Neurology Today Conference Reporter: International Stroke Conference

Access daily, concise peer-reviewed reports from the International Stroke Conference selected by the Neurology Today editors.

Tuesday, February 28, 2017

PFO Closure Device Found to Reduce Risk of Recurrent Stroke

BY ED SUSMAN

HOUSTON—A long-term analysis shows that patients who are diagnosed with cryptogenic strokes that are believed to be associated with patent foramen ovale (PFO) appear to reduce their risk of subsequent strokes by PFO closure devices, researchers reported here Wednesday at the 2017 International Stroke Conference ​sponsored by the American Heart Association/American Stroke Association.

After more than 10 years of follow-up, in the intention-to-treat population, 18 strokes occurred among patients who were implanted with the Amplatzer PFO Occluder device compared with 28 strokes among patients who were treated medically, a difference that achieved statistical significance (p=0.046), reported David Thaler, MD, PhD, chief of neurology at Tufts University Medical Center in Boston.

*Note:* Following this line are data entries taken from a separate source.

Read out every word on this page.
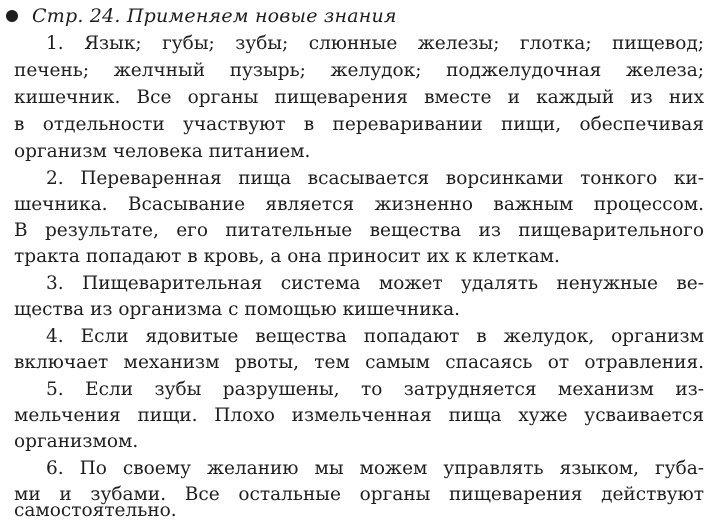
Стр. 24. Применяем новые знания
1. Язык; губы; зубы; слюнные железы; глотка; пищевод;
печень; желчный пузырь; желудок; поджелудочная железа;
кишечник. Все органы пищеварения вместе и каждый из них
в отдельности участвуют в переваривании пищи, обеспечивая
организм человека питанием.
2. Переваренная пища всасывается ворсинками тонкого ки-
шечника. Всасывание является жизненно важным процессом.
В результате, его питательные вещества из пищеварительного
тракта попадают в кровь, а она приносит их к клеткам.
3. Пищеварительная система может удалять ненужные ве-
щества из организма с помощью кишечника.
4. Если ядовитые вещества попадают в желудок, организм
включает механизм рвоты, тем самым спасаясь от отравления.
5. Если зубы разрушены, то затрудняется механизм из-
мельчения пищи. Плохо измельченная пища хуже усваивается
организмом.
6. По своему желанию мы можем управлять языком, губа-
ми и зубами. Все остальные органы пищеварения действуют
самостоятельно.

In the RESPECT (Randomized Evaluation of Recurrent Stroke Comparing PFO Closure to Established Current Standard of Care Treatment) study, 499 patients who had experienced so-called cryptogenic strokes were assigned to the PFO closure device and 481 patients to medical management in attempts to prevent a second brain attack. The device was successfully implanted in 465 patients; two stroke events occurred among the 34 patients in the intention-to-treat population that never had the device implanted.

"In the RESPECT trial, PFO closure with the Amplatzer device was more beneficial than medical management alone in the intention-to-treat population for the primary outcome," Dr. Thaler said. "The treatment effect was magnified in populations that account for treatment crossover and that include the age range in which recurrent stokes are predominantly cryptogenic."

The new data covers the period from August 2003 to May 2016. Patients were enrolled within nine months of being diagnosed with a cryptogenic stroke and having a confirmed PFO. The researchers excluded those who had strokes that were determined to have been caused by large vessel atherosclerosis, atrial fibrillation, lacunar infarcts, and other etiologies. Median follow-up was 5.9 years. The mean age of the patients at entry into the study was 45.9 years. The study population was limited to adults 60 years of age or younger.

Commenting on the study, James C. Grotta, MD, FAAN, director of stroke research at the Clinical Institute for Research and Innovation at Memorial Hermann-Texas Medical Center in Houston, said: "Current guidelines do not recommend PFO closure, based on several randomized trials, including the RESPECT trial." The problem with the trials, he said, was that the prevalence of stroke attributed to PFO is very low, and there weren't enough events during the timeframe of the trials to have a positive outcome.

Dr. Grotta, who serves on the editorial advisory board of Neurology Today, said that ithe RESPECT trial showed a strong trend to a positive result when it was first presented. It failed to reach statistical significance in the intention-to-treat analysis, thought it did show a positive result in the per-protocol analysis.

"This report was a 10-year follow-up and when you follow patients for 10 years, significance with the closure device emerges," he said.

Dr. Grotta said that people who have strokes that may be caused by having a PFO are likely to have a higher risk of deep vein thrombosis whether a PFO closure device is used or if they are treated medically, and those patients must be monitored closely for the possibility of recurrent deep vein thromboses.

"They have to be followed for the rest of their lives with a high index of suspicion for deep vein thromboses," he suggested.

"Now that the FDA has approved the Amplatzer device for selected patients, I now feel justified in having the PFO closed," he said.